Every week, our clients report their workout efforts to us with concerns about their progress..
- “I ran a mile every day this week!”
- “I did 3 HIIT workouts and lifted weights!”
- “I did 45 min daily cardio and 5 CrossFit workouts!”
- “Why am I not seeing the results I want? Do I need to workout more?!”
While we applaud and encourage these fitness efforts, the big question we ask when women express the desire to do more high-intensity workouts for better results is, “What does the other 23 hours of the day look like?”
Activity level over the whole course of the entire day makes a BIG difference.
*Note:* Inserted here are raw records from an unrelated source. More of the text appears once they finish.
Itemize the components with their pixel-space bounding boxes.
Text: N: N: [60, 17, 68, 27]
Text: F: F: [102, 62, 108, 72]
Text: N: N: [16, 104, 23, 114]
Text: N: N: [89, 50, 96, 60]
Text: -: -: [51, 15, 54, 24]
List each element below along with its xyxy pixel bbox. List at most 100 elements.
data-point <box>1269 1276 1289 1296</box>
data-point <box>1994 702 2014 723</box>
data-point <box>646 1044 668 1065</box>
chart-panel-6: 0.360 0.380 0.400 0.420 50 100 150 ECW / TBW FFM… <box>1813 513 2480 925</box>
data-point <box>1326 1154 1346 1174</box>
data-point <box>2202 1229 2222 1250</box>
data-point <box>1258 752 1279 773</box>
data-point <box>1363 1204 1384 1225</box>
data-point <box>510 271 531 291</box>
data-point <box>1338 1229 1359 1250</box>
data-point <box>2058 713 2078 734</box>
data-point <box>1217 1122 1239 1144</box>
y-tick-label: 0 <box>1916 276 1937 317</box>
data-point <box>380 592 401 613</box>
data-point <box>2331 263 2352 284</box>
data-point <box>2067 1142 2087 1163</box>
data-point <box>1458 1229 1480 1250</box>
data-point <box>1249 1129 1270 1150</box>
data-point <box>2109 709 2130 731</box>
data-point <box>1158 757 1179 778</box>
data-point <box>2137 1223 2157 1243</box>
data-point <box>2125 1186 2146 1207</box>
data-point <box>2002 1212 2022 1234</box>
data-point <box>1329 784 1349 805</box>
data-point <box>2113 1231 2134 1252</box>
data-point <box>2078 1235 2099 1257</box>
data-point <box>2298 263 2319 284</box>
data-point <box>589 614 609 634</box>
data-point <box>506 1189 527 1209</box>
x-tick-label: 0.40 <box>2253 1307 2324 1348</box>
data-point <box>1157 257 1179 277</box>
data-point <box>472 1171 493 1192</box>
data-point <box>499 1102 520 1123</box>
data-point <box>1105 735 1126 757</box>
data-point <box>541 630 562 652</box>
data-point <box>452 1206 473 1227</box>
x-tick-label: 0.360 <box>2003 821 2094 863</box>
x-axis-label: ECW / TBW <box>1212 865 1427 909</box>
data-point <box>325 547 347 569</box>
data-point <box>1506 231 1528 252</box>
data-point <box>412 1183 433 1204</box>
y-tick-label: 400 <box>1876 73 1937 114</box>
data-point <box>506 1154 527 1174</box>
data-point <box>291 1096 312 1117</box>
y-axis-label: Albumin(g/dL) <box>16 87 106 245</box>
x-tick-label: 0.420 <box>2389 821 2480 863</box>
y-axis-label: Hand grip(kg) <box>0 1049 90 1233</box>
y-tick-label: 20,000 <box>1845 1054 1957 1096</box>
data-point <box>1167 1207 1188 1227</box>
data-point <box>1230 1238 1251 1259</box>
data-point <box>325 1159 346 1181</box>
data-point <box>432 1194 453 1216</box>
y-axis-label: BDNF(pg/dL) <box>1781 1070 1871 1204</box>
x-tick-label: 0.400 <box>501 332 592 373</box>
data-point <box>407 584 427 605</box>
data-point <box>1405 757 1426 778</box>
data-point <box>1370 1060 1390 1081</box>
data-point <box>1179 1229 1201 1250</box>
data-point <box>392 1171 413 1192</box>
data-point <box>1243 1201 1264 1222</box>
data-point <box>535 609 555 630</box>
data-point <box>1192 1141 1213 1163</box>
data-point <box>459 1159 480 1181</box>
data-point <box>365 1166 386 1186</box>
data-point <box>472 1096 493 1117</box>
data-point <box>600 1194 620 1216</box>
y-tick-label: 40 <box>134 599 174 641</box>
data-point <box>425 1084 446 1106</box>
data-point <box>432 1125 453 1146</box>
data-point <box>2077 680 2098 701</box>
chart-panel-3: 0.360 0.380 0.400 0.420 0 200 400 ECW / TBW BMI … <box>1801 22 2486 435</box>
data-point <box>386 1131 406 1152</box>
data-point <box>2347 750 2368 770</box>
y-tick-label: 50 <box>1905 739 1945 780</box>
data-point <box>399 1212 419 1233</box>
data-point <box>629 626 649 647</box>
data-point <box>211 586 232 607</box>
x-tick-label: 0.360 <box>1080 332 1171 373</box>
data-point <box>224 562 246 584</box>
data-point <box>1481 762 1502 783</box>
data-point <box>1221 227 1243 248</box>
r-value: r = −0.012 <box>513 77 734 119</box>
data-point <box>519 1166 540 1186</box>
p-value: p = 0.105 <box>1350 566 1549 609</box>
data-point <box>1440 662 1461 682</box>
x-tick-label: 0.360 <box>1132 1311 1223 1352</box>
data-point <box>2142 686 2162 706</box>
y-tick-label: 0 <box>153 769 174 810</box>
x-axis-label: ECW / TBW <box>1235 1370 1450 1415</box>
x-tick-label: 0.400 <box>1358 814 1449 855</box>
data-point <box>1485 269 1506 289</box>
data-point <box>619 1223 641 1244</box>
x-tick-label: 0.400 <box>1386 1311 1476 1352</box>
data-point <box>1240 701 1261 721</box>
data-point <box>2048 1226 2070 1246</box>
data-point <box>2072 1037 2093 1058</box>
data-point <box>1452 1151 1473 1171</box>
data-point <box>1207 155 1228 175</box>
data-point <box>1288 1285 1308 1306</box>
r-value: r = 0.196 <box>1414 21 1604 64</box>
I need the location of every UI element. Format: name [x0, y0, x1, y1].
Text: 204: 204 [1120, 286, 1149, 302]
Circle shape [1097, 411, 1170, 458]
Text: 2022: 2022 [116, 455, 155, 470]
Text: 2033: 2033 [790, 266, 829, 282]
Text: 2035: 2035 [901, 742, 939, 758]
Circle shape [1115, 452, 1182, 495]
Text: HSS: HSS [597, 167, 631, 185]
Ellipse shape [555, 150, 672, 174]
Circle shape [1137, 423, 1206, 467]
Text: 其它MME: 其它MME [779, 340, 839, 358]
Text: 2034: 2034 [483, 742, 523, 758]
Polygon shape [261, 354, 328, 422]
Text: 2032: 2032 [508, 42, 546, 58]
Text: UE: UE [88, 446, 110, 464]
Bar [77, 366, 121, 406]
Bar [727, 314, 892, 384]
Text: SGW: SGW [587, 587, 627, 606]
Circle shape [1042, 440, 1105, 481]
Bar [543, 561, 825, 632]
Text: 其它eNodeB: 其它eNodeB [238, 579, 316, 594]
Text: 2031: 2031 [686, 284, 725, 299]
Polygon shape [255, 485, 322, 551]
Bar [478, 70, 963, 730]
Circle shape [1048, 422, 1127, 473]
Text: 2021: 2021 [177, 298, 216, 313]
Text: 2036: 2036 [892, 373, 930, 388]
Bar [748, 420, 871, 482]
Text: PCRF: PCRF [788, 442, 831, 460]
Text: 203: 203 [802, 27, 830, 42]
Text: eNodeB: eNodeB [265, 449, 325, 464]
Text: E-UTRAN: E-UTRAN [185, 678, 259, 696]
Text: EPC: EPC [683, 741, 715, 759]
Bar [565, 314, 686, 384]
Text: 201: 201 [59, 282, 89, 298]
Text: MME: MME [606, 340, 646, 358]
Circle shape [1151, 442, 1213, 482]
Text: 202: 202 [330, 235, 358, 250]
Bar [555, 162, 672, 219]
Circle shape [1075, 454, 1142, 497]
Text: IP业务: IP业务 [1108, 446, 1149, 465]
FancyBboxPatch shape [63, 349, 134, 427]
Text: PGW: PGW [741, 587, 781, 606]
NEAT (non-exercise activity thermogenesis), is the energy you use for anything that is not exercise, sleeping or eating. It ranges from yard work to walking in a store to fidgeting at your desk.
NEAT is not a replacement for exercise, but it plays a key role in a persons metabolism and body composition. People that get higher levels of NEAT through being more active tend to weigh less or have less body fat than those that are more sedentary and get less NEAT. Some studies show you can burn an additional 300+ calories over the course of the day just increasing your daily NEAT effort. This is just “icing on the macro cake” as you work toward your goals of improved body composition!
A person’s NEAT can be cyclic with different times of the year, (Spring vs. Winter) or times of the week (weekday vs. weekend). It is important to try to be as consistent with your NEAT levels as it is with your nutrition and regular exercise!
A common way to measure the level of NEAT that you are getting is through tracking your daily steps. We encourage our clients to shoot for the sweet spot of 10,000 steps daily! Steps can be tracked with a variety of devices from Fitbit, Apple Watch, Garmin, cell phones, Whoop band or even a simple pedometer. When tracking your steps, we do not recommend that you add back in the calories your preferred device reports that you burn.
Start working on your NEAT goal by getting a few days baseline to see your average daily step count. From there, make a goal to work your way toward that 10,000 step mark over time until it is a habit!
Some easy ways to up your step count include:
- Parking your car at the back of the Grocery store lot when shopping.
- Morning/evening walks with the Dog or kids.
- Taking the stairs vs the elevator.
- Walk during your schedule lunch break or take a lap during potty breaks at work.
The list goes on… it just takes an effort and being intentional to move your body more!